This article is from the Australian Property Journal archive
MELBOURNE based Becton has refinanced 85% of debt maturing owed by three managed funds, just a week after the company secured a major backer from the Middle East.
The Becton Industrial Fund has renegotiated debt facilities with the National Australia Bank on a $250 million facility, maturing on December 31 2010, has been extended in two tranches with $125 million now due to expire on January 31 2011 with the remaining due on January 31 2012.
The Becton Office Fund No. 2 has refinanced $115 million of debt facilities with the Commonwealth Bank which has been extended to December 31 2009 from April 30 2009. The short-term debt extension allows fund investors to vote on a revised medium-term strategy at a meeting due to be held in or before August 2009.
Finally the Becton Development Fund No. 1 has refinanced a $13 million facility with St. George Bank which was due on March 31 and has been extended to September 30. The short term extension is intended to allow the fund to repay the debt facility in full at or prior to maturity from surplus proceeds following settlement of the fund’s 100% pre-sold projects at One East Melbourne and Treasury Residences (both projects due to begin settling in May / June 2009).
Becton’s chief executive Matthew Chun said the re-financings comprise more than 85% of the debt maturing within Becton’s managed funds prior to June 2009.
“This announcement heralds another significant step forward for Becton and underscores the strong relationships we have in place with our banks
“We continue to do everything we can to proactively manage our way through the cycle and position the business for the future,” he continued.
He added that the company’s is in advanced discussions to refinance a $22 million facility within the Becton Southlands Boulevarde Property Trust with Westpac; $55 million within the Becton Office Fund No. 1 with Westpac; $10 million within the Becton 226 Greenhill Property Trust with BankWest; and 4. $86 million within the Becton Retail Fund with Westpac.
Meanwhile the Becton Direct Diversified Property Fund has settled on the sale of Abbotsford Office Park for $31.25 million. The full proceeds of the sale have been used to retire debt which has reduced the fund’s LVR to 49.8%. The fund has also exchanged an unconditional contract for the sale of 159 Coronation Drive and 5 Cribb St, Milton QLD for $21.2 million. This sale is expected to settle in early June and will further reduce the fund’s LVR to approximately 42%.

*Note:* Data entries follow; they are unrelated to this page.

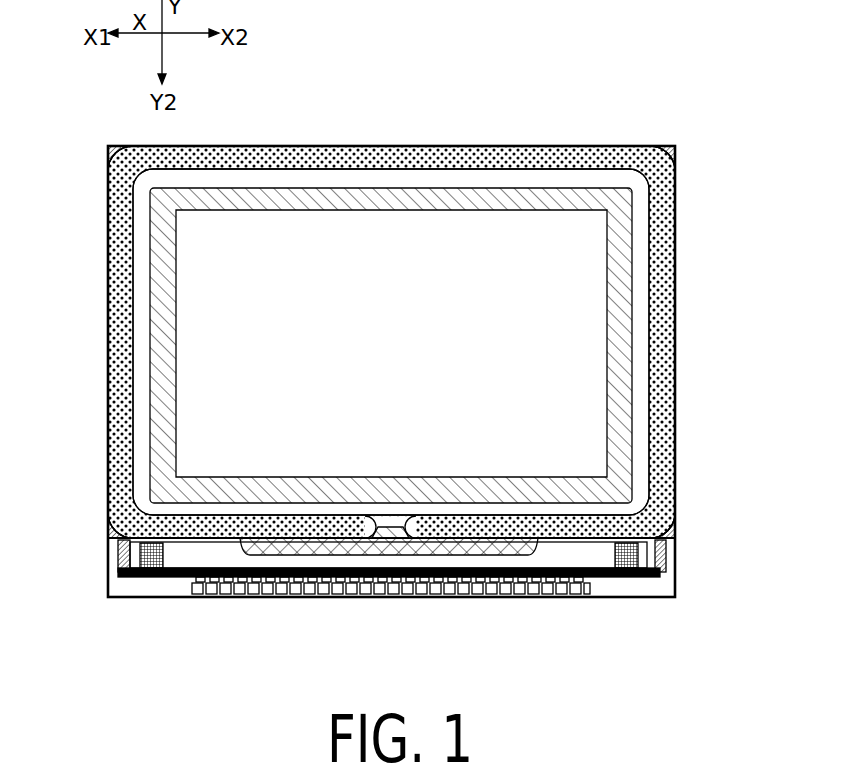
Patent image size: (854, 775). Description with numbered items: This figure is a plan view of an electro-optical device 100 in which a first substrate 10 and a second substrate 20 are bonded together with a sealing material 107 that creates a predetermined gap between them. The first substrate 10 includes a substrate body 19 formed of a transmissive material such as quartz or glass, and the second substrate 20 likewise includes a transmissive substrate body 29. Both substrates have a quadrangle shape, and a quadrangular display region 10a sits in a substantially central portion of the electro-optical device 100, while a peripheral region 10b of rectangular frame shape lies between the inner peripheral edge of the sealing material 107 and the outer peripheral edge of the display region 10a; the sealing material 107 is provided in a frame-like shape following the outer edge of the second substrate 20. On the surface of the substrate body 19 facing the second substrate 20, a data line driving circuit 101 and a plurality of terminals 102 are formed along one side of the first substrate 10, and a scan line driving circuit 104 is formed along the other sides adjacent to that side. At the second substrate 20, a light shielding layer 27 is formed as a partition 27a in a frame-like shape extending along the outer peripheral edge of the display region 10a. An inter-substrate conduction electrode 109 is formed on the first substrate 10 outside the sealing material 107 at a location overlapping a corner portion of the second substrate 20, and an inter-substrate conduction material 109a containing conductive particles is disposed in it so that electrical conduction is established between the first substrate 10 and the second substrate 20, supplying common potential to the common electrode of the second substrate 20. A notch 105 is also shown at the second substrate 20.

The electro-optical device 100 is at (602, 120).
The first substrate 10 is at (391, 405).
The substrate body 19 is at (165, 598).
The display region 10a is at (399, 350).
The peripheral region 10b is at (697, 347).
The second substrate 20 is at (369, 598).
The substrate body 29 is at (228, 542).
The light shielding layer 27 is at (465, 345).
The partition 27a is at (705, 238).
The data line driving circuit 101 is at (592, 557).
The terminals 102 is at (396, 585).
The scan line driving circuit 104 is at (143, 417).
The notch 105 is at (402, 530).
The sealing material 107 is at (605, 296).
The inter-substrate conduction electrode 109 is at (121, 147).
The inter-substrate conduction material 109a is at (114, 162).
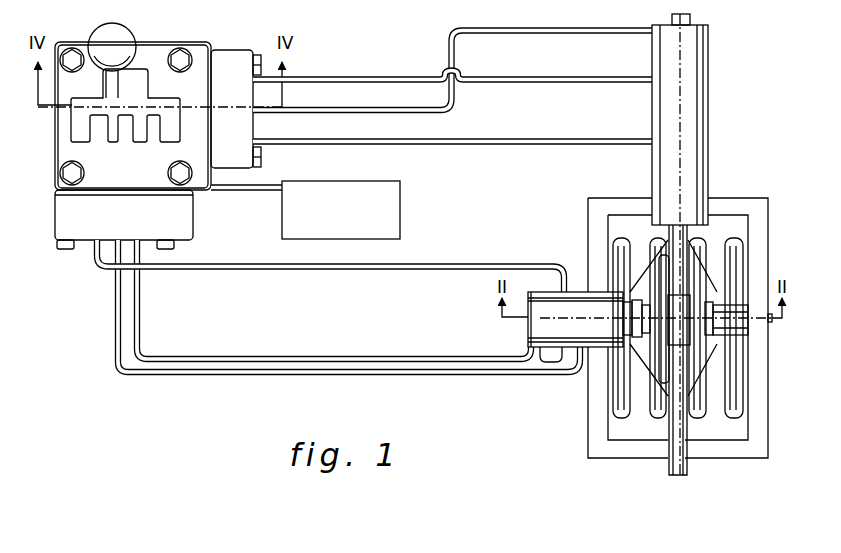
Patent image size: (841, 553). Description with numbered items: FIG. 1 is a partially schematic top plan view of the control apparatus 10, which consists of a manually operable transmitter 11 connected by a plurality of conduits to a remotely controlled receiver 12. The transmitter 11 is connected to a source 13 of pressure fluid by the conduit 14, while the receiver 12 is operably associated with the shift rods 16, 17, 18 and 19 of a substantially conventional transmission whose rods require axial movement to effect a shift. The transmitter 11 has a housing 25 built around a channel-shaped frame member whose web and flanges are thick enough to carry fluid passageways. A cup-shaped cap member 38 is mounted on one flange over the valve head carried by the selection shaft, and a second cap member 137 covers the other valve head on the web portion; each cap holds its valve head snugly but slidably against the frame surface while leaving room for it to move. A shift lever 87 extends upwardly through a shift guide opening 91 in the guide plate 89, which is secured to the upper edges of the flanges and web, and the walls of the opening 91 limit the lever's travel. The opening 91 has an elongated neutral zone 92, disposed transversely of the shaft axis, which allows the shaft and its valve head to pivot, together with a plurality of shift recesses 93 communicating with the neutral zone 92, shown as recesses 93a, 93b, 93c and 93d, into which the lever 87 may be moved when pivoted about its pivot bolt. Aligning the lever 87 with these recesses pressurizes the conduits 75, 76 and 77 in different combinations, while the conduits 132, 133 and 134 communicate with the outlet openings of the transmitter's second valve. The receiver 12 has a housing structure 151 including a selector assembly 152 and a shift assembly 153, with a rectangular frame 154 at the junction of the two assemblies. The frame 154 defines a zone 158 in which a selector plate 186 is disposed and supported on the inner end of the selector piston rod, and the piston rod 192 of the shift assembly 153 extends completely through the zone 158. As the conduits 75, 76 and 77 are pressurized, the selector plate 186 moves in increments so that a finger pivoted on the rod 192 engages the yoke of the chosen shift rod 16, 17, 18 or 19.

The control apparatus 10 is at (247, 390).
The transmitter 11 is at (50, 232).
The receiver 12 is at (727, 182).
The source of pressure fluid 13 is at (382, 221).
The conduit 14 is at (237, 190).
The shift rod 16 is at (618, 397).
The shift rod 17 is at (660, 399).
The shift rod 18 is at (697, 410).
The shift rod 19 is at (738, 415).
The housing 25 is at (185, 45).
The cup-shaped cap member 38 is at (178, 226).
The conduit 75 is at (192, 271).
The conduit 76 is at (140, 375).
The conduit 77 is at (238, 356).
The shift lever 87 is at (106, 83).
The shift guide plate 89 is at (145, 50).
The shift guide opening 91 is at (80, 116).
The neutral zone 92 is at (143, 100).
The shift recesses 93 is at (163, 144).
The shift recess 93a is at (172, 128).
The shift recess 93b is at (138, 122).
The shift recess 93c is at (106, 130).
The shift recess 93d is at (78, 140).
The conduit 132 is at (323, 140).
The conduit 133 is at (315, 108).
The conduit 134 is at (325, 77).
The cap member 137 is at (238, 58).
The housing structure 151 is at (603, 193).
The selector assembly 152 is at (587, 300).
The shift assembly 153 is at (687, 78).
The rectangular frame 154 is at (726, 450).
The zone 158 is at (662, 432).
The selector plate 186 is at (693, 262).
The piston rod 192 is at (675, 474).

And the Becton Industrial Fund has exchanged unconditional contracts for the sale of 4 industrial units at Fairborne Way, Keysborough for $7.8 million. Following the settlement of these properties the fund’s LVR will be reduced to 54.9%.
The Becton Office Fund exchanged contracts on 19-23 Prospect Street, Box Hill for $12.25 million. Settlement is expected in January 2010. The sale reflects a yield of 9.18%.
The Becton Office Fund No 2 has exchanged contracts on 91 Northborne Avenue, Canberra for $10.5 million on a yield of 8.8%. Settlement is expected in early May 2009. Proceeds from the sale will be used to reduce gearing to approx 50.4%.
Becton has now sold 13 properties within its managed funds this financial year. These sales have realised $209.2 million across six funds at an aggregated discount of 6.6% to book value.